Direktur Pengamanan Perdagangan Ditjen Kerjasama Perdagangan Internasional Ernawati menjelaskan, pihaknya akan melakukan pendekatan sebelum proses inisiasi (penyelidikan) oleh pemerintah AS dilakukan pada 13 Oktober 2009.
"Kami akan melakukan tindakan, salah satunya pendekatan dengan US Commerce sebelum proses inisiasi. Memang tidak serta merta membatalkan tuduhan, tapi setidaknya memberitahukan posisi Indonesia," kata Ernawati di Jakarta, Jumat, 25 September 2009.

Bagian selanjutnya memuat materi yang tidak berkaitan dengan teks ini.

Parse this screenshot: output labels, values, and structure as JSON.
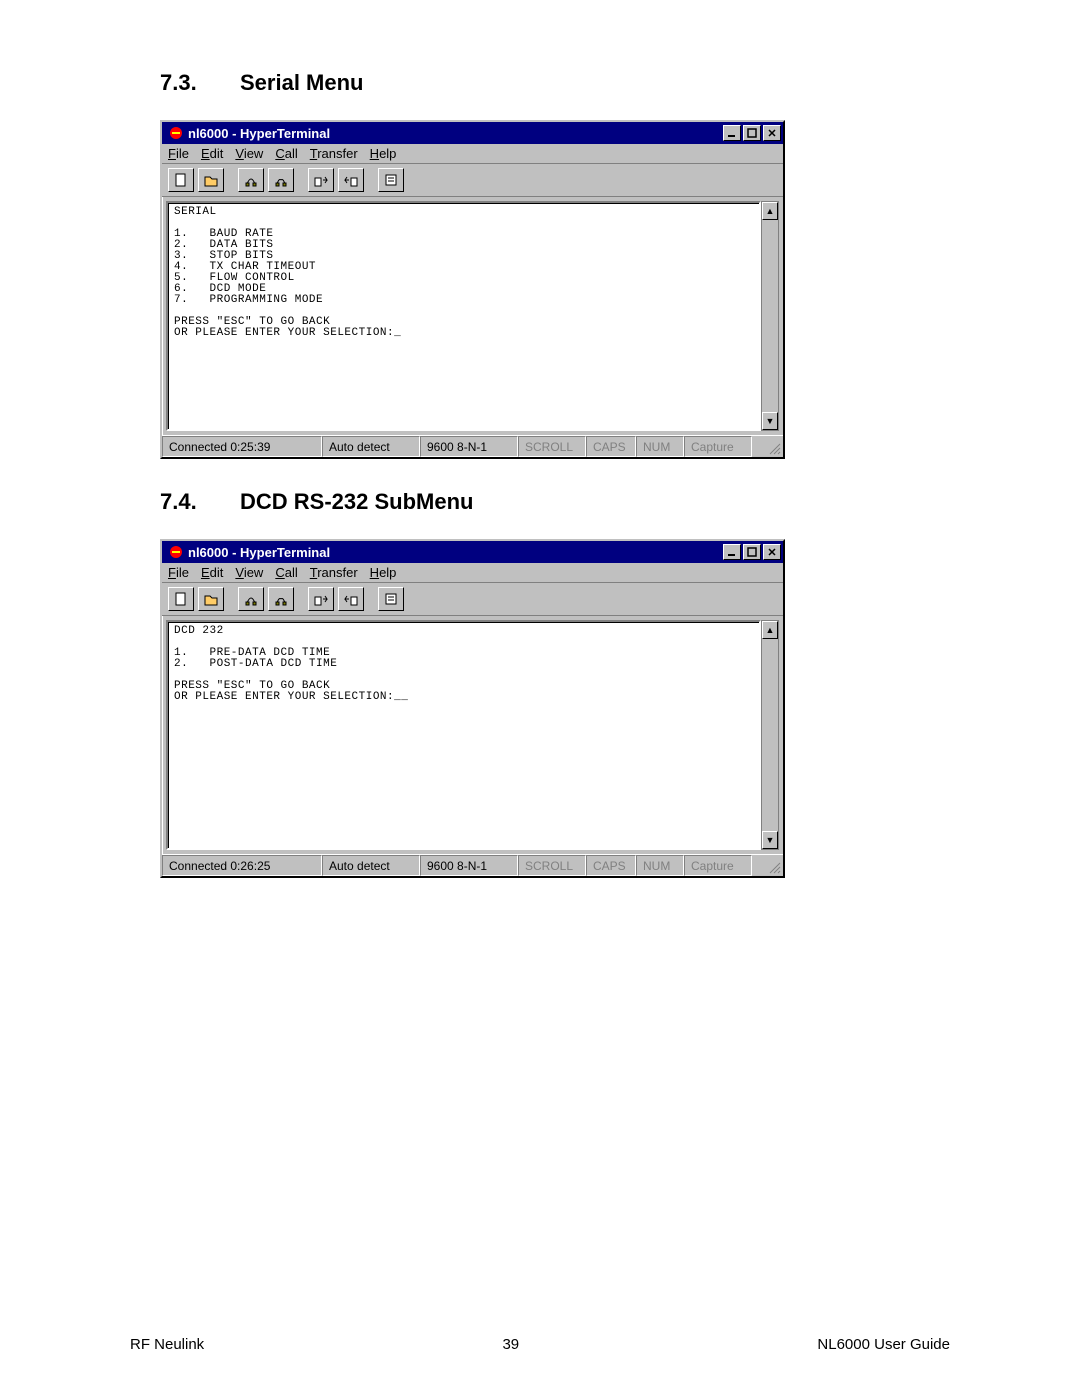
{
  "headings": {
    "s1_num": "7.3.",
    "s1_title": "Serial Menu",
    "s2_num": "7.4.",
    "s2_title": "DCD RS-232 SubMenu"
  },
  "window_common": {
    "title": "nl6000 - HyperTerminal",
    "menu": {
      "file": "File",
      "edit": "Edit",
      "view": "View",
      "call": "Call",
      "transfer": "Transfer",
      "help": "Help"
    },
    "status": {
      "auto": "Auto detect",
      "params": "9600 8-N-1",
      "scroll": "SCROLL",
      "caps": "CAPS",
      "num": "NUM",
      "capture": "Capture"
    }
  },
  "win1": {
    "terminal": "SERIAL\n\n1.   BAUD RATE\n2.   DATA BITS\n3.   STOP BITS\n4.   TX CHAR TIMEOUT\n5.   FLOW CONTROL\n6.   DCD MODE\n7.   PROGRAMMING MODE\n\nPRESS \"ESC\" TO GO BACK\nOR PLEASE ENTER YOUR SELECTION:_",
    "connected": "Connected 0:25:39"
  },
  "win2": {
    "terminal": "DCD 232\n\n1.   PRE-DATA DCD TIME\n2.   POST-DATA DCD TIME\n\nPRESS \"ESC\" TO GO BACK\nOR PLEASE ENTER YOUR SELECTION:__",
    "connected": "Connected 0:26:25"
  },
  "footer": {
    "left": "RF Neulink",
    "center": "39",
    "right": "NL6000 User Guide"
  }
}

Ernawati mengaku belum mendapatkan dokumen petisi dan tuduhan dumping dari otoritas antidumping Amerika Serikat. "Surat dan dokumen baru dikirimkan tadi malam waktu setempat atau tadi pagi waktu Indonesia, jadi saya belum bisa beri komentar lebih lanjut. Mungkin saya terima Senin depan," ujarnya.
Selain itu, Ernawati juga belum bisa membeberkan perusahaan kertas mana saja yang terkena tuduhan, karena terlampir dalam dokumen dari AS. "Tapi sudah bisa diketahui siapa saja karena pemain kertas di Indonesia tidak banyak, salah satunya Sinar Mas," kata dia.

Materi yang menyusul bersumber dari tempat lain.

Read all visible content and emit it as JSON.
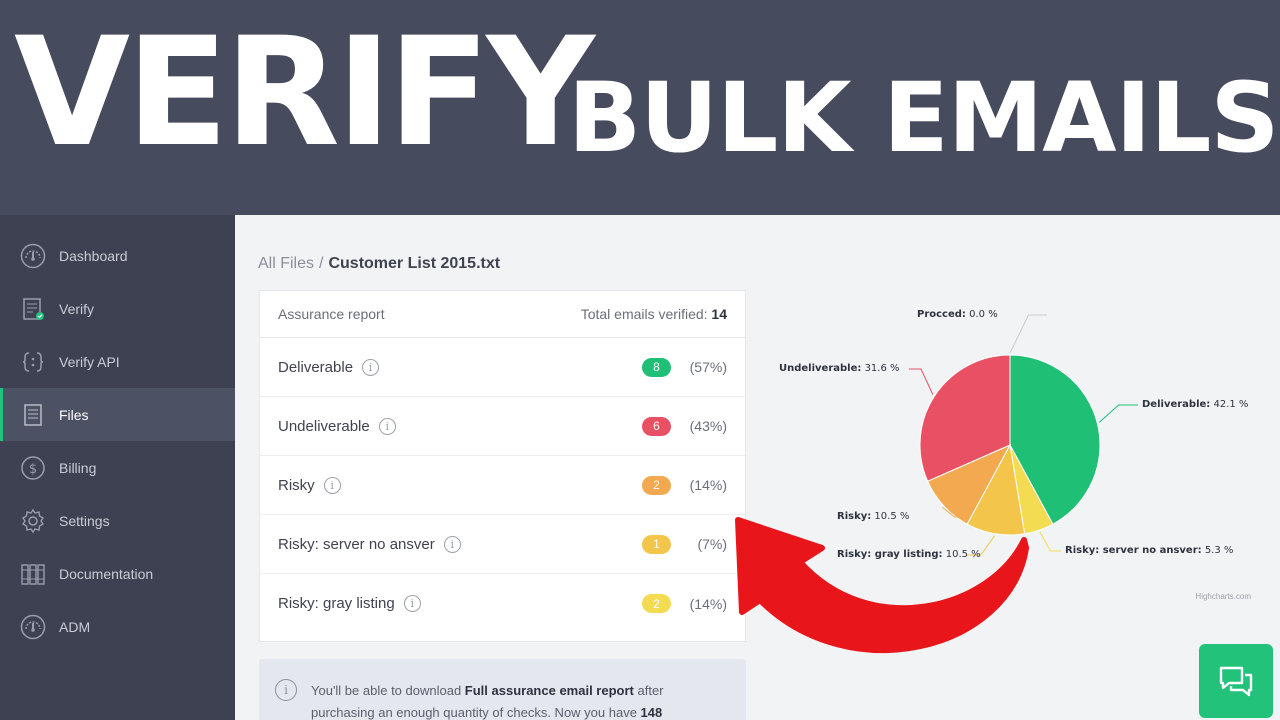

Sebelumnya, tiga produsen kertas Amerika Serikat, yakni NewPage Corp, Appleton Coated LLC, dan Sappi Fine Paper, bersama dengan serikat pekerja the United Steelworkers of America mengajukan petisi antidumping dan antisubsidi terhadap produsen kertas lapis asal Indonesia dan China. Dalam petisinya disebutkan dumping kertas lapis dilakukan dengan menggunakan brosur mobil dan laporan tahunan perusahaan.
Para petisioner memperkirakan impor kertas lapis meningkat 40 persen dalam enam bulan pertama tahun ini dibandingkan periode yang sama tahun lalu. Impor dari dua negara yang dituduh mencapai 30 persen pangsa pasar sebesar US$ 1,8 miliar atau meningkat hampir dua kali lipat dari tahun lalu. Ini bukan kasus pertama yang diajukan oleh produsen kertas AS.
Pada 2007, Departemen Perdagangan Amerika menetapkan tarif bea masuk sementara terhadap kertas lapis dari Indonesia, China, dan Korea Selatan, tapi keputusan tersebut kemudian dianulir.